LAS VEGAS—Alphabet's Verily unit has unveiled a new chronic care management solution, and the team views the offering as the "next generation" of its precision health work.
Lightpath will first focus on cardiometabolic conditions, seeking to harness data and artificial intelligence to support patients with those needs in meeting their health goals. Lightpath Metabolic is built on top of the learnings from Onduo, the company's existing virtual care platform.
Myoung Cha, chief product officer at Verily, told Fierce Healthcare the platform represents a natural evolution for the Onduo team.
"It's taking a lot of years of experience providing clinical care with a full-stack care team, and applying that in really a new digital experience that represents an upgrade in terms of delivering on both patient engagement and empowerment," he said.
Verily expects to open enrollment for Lightpath in early 2026, according to the announcement. The program is designed to allow members to scale up and down in terms of intensity, tailoring the experience to their care needs.
There are four levels within the Metabolic program:
- Metabolic Intensive: For patients with Type 1 diabetes, Type 2 diabetes, hypertension, hyperlipidemia and/or comorbid obesity.
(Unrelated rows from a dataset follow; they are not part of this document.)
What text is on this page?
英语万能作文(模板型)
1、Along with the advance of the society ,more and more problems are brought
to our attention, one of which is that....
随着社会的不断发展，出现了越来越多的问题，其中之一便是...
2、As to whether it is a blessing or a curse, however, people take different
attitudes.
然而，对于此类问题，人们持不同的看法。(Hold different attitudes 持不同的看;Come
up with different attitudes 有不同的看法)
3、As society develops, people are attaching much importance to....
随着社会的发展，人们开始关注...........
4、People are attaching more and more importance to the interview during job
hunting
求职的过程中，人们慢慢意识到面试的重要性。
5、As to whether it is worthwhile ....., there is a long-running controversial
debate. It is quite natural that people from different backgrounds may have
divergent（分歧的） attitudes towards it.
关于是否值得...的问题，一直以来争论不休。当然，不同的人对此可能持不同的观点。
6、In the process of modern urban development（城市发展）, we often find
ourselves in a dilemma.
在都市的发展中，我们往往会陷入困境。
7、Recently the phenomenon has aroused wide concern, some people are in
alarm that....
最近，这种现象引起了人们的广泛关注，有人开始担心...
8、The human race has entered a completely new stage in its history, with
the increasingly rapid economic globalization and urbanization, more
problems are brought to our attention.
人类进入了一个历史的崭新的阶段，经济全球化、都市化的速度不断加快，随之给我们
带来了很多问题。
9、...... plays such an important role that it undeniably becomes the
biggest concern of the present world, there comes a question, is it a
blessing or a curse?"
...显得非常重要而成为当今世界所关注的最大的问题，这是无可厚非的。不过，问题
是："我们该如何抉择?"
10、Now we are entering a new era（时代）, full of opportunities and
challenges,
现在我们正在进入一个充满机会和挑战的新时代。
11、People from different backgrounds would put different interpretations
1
- Weight Loss Intensive: This is a clinically guided program for weight loss that can include anti-obesity medications like GLP-1s.
- Metabolic Improvement: A focus on diabetes prevention, hypertension and metabolic conditions that are well managed.
- Metabolic Achievement: This offers long-term monitoring and support for patients who have reached their health goals.
Cha said the program is able to analyze data on the members to determine when to adjust and pinpoint the level of intensity that is the best for them at different points on the care journey.
"I think a lot of the engagement that we're driving into the program gives us the signal to understand when to graduate folks from the intensive management phase into more maintenance," he said. "And you might be in maintenance, but we might also learn, again, through the data and the signals that the person's rebounding, there's a side effect, there's something going on that requires us to triage it back up into the more kind of higher intensity mode of the program."
The model pairs the technology and data analytics with health coaching and a clinical team that includes endocrinologists, pharmacists, primary care physicians, nurses and registered dietitians. Patients can connect with the team via telehealth, and they'll be able to review or optimize any medication-based treatment paths along the way.
Members will also be able to connect with an AI-based assistant that will support engagement, monitor behaviors and direct them to personalized pathways. The clinical team can tap into an AI assistant for support as well, Verily said.
Vindell Washington, M.D., chief clinical officer and head of Verily's Center of Excellence for Health Equity, said the team is also tackling Lightpath through an equity lens, as there have been multiple examples of poorly deployed AI that missed the populations who were intended targets.
It's critical to strike a balance between transformative technologies and human touch to make programs like Lightpath work, he said. Verily aims to use AI and its wealth of data to drill down to the "n of one" for a truly personalized experience.
"We as a company are uniquely positioned to put the right kind of data scientists in place to help it so that it's not just Myoung and I with a good idea and good intent, there's actually real structure around driving outcomes," Washington said.